Postcard From the Finger Lakes
News editor Dana Nigro goes back to New York State's Finger Lakes in a nostalgic visit that teaches her how contemporary the local wines are in this installment of our occasional series of postcards from Wine Spectator's globe-trotting wine tasters.
With some trepidation, I returned to the Finger Lakes after a six-year absence. My wine education began here as a student in Ithaca, N.Y., where I found myself easily enticed away from my more academic studies by the region's low-key, welcoming wineries clustered on the lakeside slopes.
Finding a friend with a rare free weekend afternoon, we'd wander off along Cayuga and Seneca lakes, stopping to pick up $6 bottles of the simple, sweetish whites and rosés characteristic of the region. We also sampled more complex bottlings, and it was on these trips that I learned to love the tartness of Riesling, the floral nose of Gewurztraminer and the honeyed texture of late-harvest wines.
I feared that my palate, having since been exposed to wines my college wallet could never have dreamed of, would find the familiar Finger Lakes wines uninteresting. But much has changed since my last visit. The number of wineries has grown to about 60, up from about 30 in 1985, and several more plan to open this year. Meanwhile, many of the more established wineries have done quite well for themselves, expanding production and adding on new wine shops, large tasting rooms and cafes to accommodate the recent boom in tourism.

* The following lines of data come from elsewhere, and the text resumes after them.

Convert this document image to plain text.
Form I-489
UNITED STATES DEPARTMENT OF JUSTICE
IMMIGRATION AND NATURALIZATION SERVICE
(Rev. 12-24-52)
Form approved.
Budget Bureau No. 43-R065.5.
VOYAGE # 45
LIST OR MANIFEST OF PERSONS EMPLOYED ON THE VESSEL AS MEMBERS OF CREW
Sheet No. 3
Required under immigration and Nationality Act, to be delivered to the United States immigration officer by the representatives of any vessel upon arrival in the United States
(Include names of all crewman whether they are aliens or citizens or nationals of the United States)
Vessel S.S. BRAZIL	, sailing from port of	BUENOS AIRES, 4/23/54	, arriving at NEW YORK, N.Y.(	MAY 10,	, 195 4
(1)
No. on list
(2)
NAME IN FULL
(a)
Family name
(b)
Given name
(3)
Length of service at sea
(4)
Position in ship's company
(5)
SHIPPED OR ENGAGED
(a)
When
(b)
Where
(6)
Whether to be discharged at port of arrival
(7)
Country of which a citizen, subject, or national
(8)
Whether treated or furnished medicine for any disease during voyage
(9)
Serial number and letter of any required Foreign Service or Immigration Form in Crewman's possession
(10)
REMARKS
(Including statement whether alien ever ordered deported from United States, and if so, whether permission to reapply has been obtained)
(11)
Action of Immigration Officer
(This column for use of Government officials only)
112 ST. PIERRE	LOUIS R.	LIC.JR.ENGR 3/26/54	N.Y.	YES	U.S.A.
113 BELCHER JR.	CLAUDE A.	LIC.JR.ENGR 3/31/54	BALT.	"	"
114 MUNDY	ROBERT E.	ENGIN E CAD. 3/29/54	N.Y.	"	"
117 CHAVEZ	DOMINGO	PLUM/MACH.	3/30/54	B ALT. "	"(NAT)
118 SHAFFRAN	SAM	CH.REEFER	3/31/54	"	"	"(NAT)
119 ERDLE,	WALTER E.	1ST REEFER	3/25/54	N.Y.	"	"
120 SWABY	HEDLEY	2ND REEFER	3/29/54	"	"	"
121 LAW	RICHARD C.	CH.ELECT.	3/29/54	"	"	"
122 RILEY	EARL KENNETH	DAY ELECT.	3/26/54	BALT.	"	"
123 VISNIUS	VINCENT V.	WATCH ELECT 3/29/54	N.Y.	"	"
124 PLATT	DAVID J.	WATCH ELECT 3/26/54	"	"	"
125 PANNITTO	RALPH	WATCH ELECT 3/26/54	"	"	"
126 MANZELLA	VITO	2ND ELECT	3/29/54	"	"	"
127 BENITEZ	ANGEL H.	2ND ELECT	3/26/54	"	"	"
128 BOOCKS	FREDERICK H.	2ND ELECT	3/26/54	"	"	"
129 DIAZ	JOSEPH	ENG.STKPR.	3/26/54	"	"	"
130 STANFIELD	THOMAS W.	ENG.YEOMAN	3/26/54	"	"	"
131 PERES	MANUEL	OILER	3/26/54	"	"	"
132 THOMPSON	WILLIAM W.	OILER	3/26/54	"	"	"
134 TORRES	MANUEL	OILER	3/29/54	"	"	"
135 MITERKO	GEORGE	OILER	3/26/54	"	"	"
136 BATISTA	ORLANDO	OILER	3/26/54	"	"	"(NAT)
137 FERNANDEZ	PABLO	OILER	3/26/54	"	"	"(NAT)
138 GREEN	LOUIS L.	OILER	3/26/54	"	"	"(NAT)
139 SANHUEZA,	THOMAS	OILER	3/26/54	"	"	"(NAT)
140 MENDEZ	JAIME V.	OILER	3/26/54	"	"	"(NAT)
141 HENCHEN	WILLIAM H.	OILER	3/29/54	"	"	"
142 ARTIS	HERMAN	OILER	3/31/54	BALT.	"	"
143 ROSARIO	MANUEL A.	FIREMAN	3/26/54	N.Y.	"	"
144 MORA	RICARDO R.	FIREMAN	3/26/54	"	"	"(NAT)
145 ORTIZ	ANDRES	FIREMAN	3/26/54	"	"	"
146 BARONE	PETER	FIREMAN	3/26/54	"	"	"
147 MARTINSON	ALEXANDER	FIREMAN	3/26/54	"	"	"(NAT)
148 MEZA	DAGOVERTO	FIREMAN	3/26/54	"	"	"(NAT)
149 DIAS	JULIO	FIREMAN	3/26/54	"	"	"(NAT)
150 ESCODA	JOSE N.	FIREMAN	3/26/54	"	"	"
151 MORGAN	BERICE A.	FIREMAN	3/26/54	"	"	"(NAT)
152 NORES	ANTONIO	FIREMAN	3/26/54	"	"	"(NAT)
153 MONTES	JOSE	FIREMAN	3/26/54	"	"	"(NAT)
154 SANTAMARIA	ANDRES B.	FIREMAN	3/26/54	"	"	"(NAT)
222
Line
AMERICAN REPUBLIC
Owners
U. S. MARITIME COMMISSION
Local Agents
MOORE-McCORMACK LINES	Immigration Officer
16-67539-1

Even more noteworthy in this region known best for white wines is that almost every vintner is now tackling reds -- and not the sweet, grapey kind -- in an effort to be taken more seriously. The majority of new plantings are varieties such as Cabernet Franc, Pinot Noir and Merlot.
The trip started off auspiciously, despite the fact that Ithaca is notorious for its less-than-perfect weather. Summer lasts just long enough for parents to drop off their kids at school, believing they've left them in an educational paradise. Warm weather returns, hopefully, in mid-May, just in time for those same parents to see their loved ones graduate. In between is a week or two of fall and then a long, cloudy winter characterized by that bizarre phenomenon known as "lake-effect" snow -- in which cool air moving across the water picks up moisture and dumps the white stuff on shore even if it's not snowing anywhere else.
This cool growing season makes versatile, hardy Riesling the region's dominant grape, accompanied by a variety of hybrids not seen elsewhere, many created at Cornell University specifically to withstand the cold weather. For most of the area's viticultural history, farmers grew the native American labrusca grape varieties, such as Concord and Catawba, selling them to large jug wine producers, including nearby Canandaigua. But in the 1950s, a winemaker familiar with cold climates -- Ukranian-born Konstantin Frank -- planted Pinot Noir and proved that vinifera grapes could indeed grow in New York. German-born Hermann Weimer followed Frank's success with vinifera varieties in the early 1970s, doing much to increase Riesling's appeal.
We set out from Ithaca on one of its rare perfect days, with bright sun, cloudless skies and temperatures high enough to draw out sweater-weary residents in shorts, though the weather had not been warm long enough for buds to form on the vines. We followed Route 89 along Cayuga Lake before cutting over to Seneca Lake -- home of more than 25 wineries, the largest grouping in the region. The empty road dipped among hilly forests and fresh-mown fields and rose to expose long, narrow expanses of cobalt-blue water. These lakes make the growing of wine grapes possible here; their deep waters maintain temperatures above freezing throughout the winter, keeping the surrounding air warmer and minimizing damage to the vineyards that line their steep shores.
Labrusca and French-American hybrids were still predominant in these vineyards through the 1970s, when grape prices crashed and desperate local farmers turned to winemaking themselves to earn more money from their grapes. Ultimately, they discovered that vinifera produced the table wines that garnered the most acclaim, and they also found success with Pinot Noir- and Chardonnay-based bubblies. But even now, many winery lists are heavy with names like Cayuga White, Seyval Blanc and Vidal Blanc, which make light, refreshing wines that are quickly snapped up by tourists.